Last weekend, online hacktivist group Anonymous organized public protests against online censorship in India. And while the turnout for the demonstrations was pretty sparse, the group is now calling on Indian citizens to file Right to Information requests of public servants in an effort to expose communications between politicians and ISPs pertaining to censorship.

In one of their signature video messages, Anonymous says that Indian politicians are not only out of touch with the modern internet, but enforcing and encouraging policies that work in opposition to the legitimate pursuit of information and for criminals who know how to game the system.

People of India, we have been watching. We have been noting the perversion of freedoms to the point where barriers are increasingly restrictive. The politicians whose websites are primitive for the previous decade are deciding from their ignorant perches how the internet of today must be. Their lack of understanding of how content is shared, spread or accessed on the internet makes their restrictive plans ridiculous for any criminal who actually would want to bypass those restrictions, while they serve to keep the common man ignorant of anything they do not wish them to know. It is time to expose this ignorant intolerance for what it is.

It should be noted that SumRando in no way endorses illegal file sharing or any type of copyright violation. However, as we’ve previously stated, attempting to enforce intellectual property laws through censorship is never acceptable.

Internet censorship has been a long-standing issue in India and can be traced all the way back to 1999 with the censorship of Pakistani websites. The latest round of controversy stemmed from a High Court decision to block several file-sharing sites including Vimeo and the Pirate Bay that made two popular Bollywood movies available for download. (For a little dose of irony, it’s worth noting that one of those films, “3”, only gained popularity after a song from the movie went viral on the internet.)

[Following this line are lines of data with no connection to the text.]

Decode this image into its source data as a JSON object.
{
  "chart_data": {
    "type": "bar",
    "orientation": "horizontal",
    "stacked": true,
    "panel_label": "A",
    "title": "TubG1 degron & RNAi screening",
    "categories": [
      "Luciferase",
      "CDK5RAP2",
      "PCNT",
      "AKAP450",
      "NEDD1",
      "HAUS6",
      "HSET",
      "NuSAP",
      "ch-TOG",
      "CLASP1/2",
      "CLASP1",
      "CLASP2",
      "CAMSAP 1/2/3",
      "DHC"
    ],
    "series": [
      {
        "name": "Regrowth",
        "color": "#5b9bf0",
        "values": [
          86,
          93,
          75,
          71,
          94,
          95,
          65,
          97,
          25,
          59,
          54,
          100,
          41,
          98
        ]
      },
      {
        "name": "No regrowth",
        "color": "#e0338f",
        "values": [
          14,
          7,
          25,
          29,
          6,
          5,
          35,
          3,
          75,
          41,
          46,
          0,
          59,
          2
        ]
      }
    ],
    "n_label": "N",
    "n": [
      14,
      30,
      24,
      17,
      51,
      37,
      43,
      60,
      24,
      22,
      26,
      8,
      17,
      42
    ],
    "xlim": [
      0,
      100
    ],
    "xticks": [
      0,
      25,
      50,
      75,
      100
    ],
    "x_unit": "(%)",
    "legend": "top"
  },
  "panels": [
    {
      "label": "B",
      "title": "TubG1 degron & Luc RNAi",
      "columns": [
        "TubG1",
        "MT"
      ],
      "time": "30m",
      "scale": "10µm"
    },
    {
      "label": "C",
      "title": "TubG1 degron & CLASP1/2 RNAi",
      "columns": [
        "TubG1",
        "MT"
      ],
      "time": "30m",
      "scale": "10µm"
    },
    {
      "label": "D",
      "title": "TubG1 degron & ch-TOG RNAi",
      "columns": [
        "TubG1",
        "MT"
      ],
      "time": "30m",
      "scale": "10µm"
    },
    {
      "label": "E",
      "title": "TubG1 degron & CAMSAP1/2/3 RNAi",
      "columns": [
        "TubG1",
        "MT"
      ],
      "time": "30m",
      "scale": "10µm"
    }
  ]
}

So here’s the thing. India appears to be at a crossroads. As the internet-using population grows – again, only about 10% currently surf the web – the country will need to decide what kind of digital landscape they want. Will they follow the oppressive firewall policies we’ve seen in China and Iran? Or will they favor the largely open infrastructure in place in many (but definitely not all) Western countries?